Примерно в это же время, уже вкусив отравы критического подхода к безусловным вроде бы текстам, я впервые задумалась над словосочетанием «интеллигенция и народ», да так и пребываю в этой задумчивости сегодня, сорок пять лет спустя. Тогда же союз «и» в привычном клишированном сочетании, до поры не резавший слух, вдруг стал невыносим, обнажилась вся вредоносная нелепость такой дихотомии.
Так вот, в одном из отцовских писем есть описание вечера, когда он читал стихи своим боевым товарищам. До фронта он едва ли знал таких людей – крестьянских парней из глухих деревень, рабочих от станка. Как он волновался! И каким счастьем для него было, что они слушали, не проронив ни звука. И, может быть, я впервые поняла, что такое боевое братство, когда на кону жизнь своя и родной страны и, в конечном итоге, почему мы победили…
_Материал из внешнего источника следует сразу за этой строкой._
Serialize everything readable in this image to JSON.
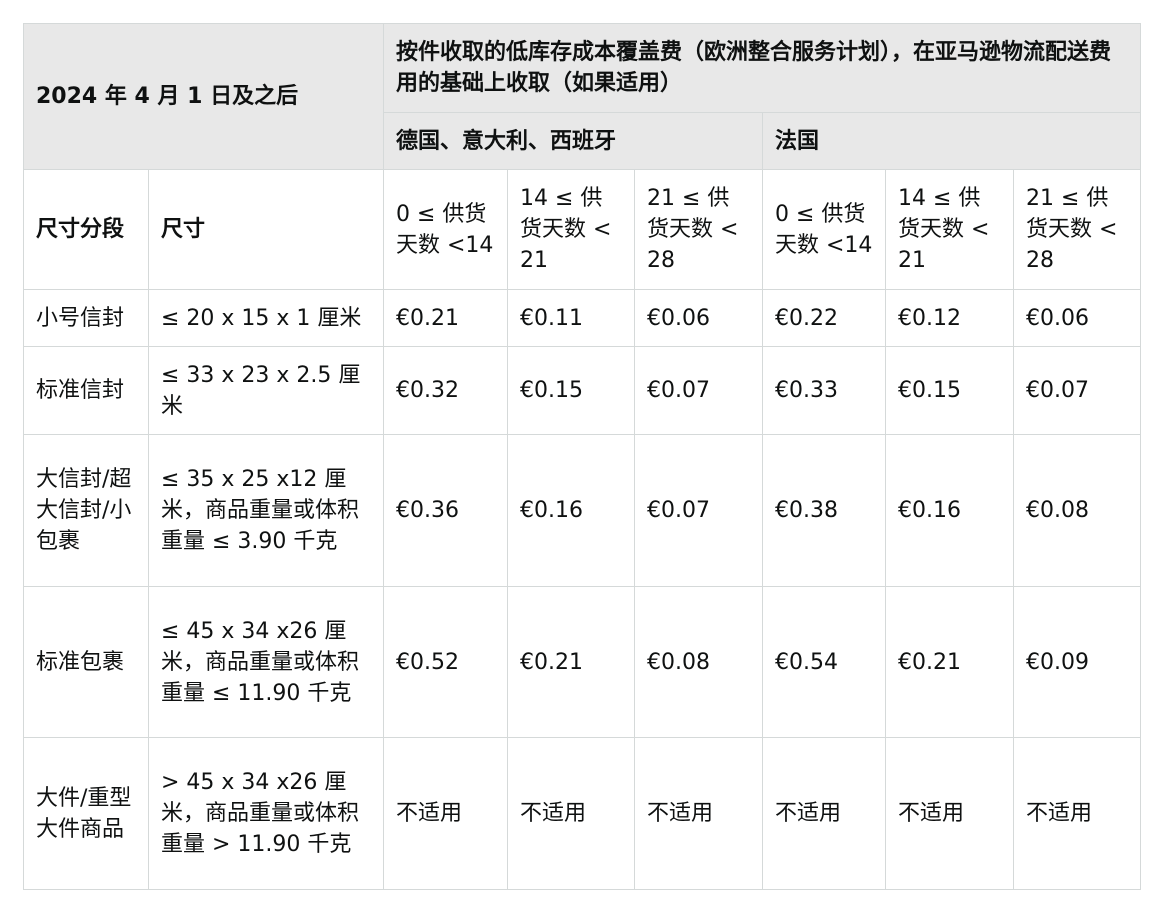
{
  "header": {
    "date_label": "2024 年 4 月 1 日及之后",
    "fee_title": "按件收取的低库存成本覆盖费（欧洲整合服务计划），在亚马逊物流配送费用的基础上收取（如果适用）",
    "region_1": "德国、意大利、西班牙",
    "region_2": "法国",
    "col_tier": "尺寸分段",
    "col_size": "尺寸",
    "supply_ranges": [
      "0 ≤ 供货天数 <14",
      "14 ≤ 供货天数 <21",
      "21 ≤ 供货天数 <28",
      "0 ≤ 供货天数 <14",
      "14 ≤ 供货天数 <21",
      "21 ≤ 供货天数 <28"
    ]
  },
  "rows": [
    {
      "tier": "小号信封",
      "size": "≤ 20 x 15 x 1 厘米",
      "fees": [
        "€0.21",
        "€0.11",
        "€0.06",
        "€0.22",
        "€0.12",
        "€0.06"
      ]
    },
    {
      "tier": "标准信封",
      "size": "≤ 33 x 23 x 2.5 厘米",
      "fees": [
        "€0.32",
        "€0.15",
        "€0.07",
        "€0.33",
        "€0.15",
        "€0.07"
      ]
    },
    {
      "tier": "大信封/超大信封/小包裹",
      "size": "≤ 35 x 25 x12 厘米，商品重量或体积重量 ≤ 3.90 千克",
      "fees": [
        "€0.36",
        "€0.16",
        "€0.07",
        "€0.38",
        "€0.16",
        "€0.08"
      ]
    },
    {
      "tier": "标准包裹",
      "size": "≤ 45 x 34 x26 厘米，商品重量或体积重量 ≤ 11.90 千克",
      "fees": [
        "€0.52",
        "€0.21",
        "€0.08",
        "€0.54",
        "€0.21",
        "€0.09"
      ]
    },
    {
      "tier": "大件/重型大件商品",
      "size": "> 45 x 34 x26 厘米，商品重量或体积重量 > 11.90 千克",
      "fees": [
        "不适用",
        "不适用",
        "不适用",
        "不适用",
        "不适用",
        "不适用"
      ]
    }
  ]
}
«24 февраля на вечере самодеятельности я выступал со своим новым большим стихотворением «Сталинградец». Никогда еще не испытывал я таких вдохновенных минут! Я читал не готовясь, даже не обдумав хоть сколько-нибудь, как буду читать. Я не волновался – и все же, помню, дрожал всем телом, именно что не от волнения, от полноты счастья. Каждая интонация, каждый жест приходили сами, приходили вовремя. Зал слушал – я чувствовал его в своих руках. После выступления я спрашивал многих солдат: правдиво ли, просто ли, похоже ли на действительность? И ответы были самыми удовлетворительными!.. Я знаю, что Кошелев не любит меня – вероятно потому, что чувствует – или не может признаться себе в том, что мое будущее – больше, светлее, интереснее. Не прощу ему той усмешки, с которой он, маскируясь дружеской улыбкой, сказал мне, вышедшему на пространство перед рядами: «Только покороче…» (5 марта 1945 г.).
Я читаю письма, стыжу себя, но ненавижу неведомого Кошелева, может быть, героя, отдавшего жизнь на той войне, ничего не могу с собой поделать – ненавижу за то, что посягнул на самое для отца святое:
Почему ты жил? Какая сила
Жизнь твою – сквозь гибель выносила
Из неравных схваток всякий раз?
Ярость? Иль удача? Иль отвага?
Ты не знал. Ты знал: назад ни шага!
Ты был жив. Ты выполнял приказ.
(Из поэмы «Сталинградец») Уже навсегда узаконили пастернаковские строки как формулу «неслыханную простоту», и эта «ересь» прорывается сквозь привычные эстетские фиоритуры. И волею обстоятельств такой образ мыслей и рисунок поведения становятся органичными.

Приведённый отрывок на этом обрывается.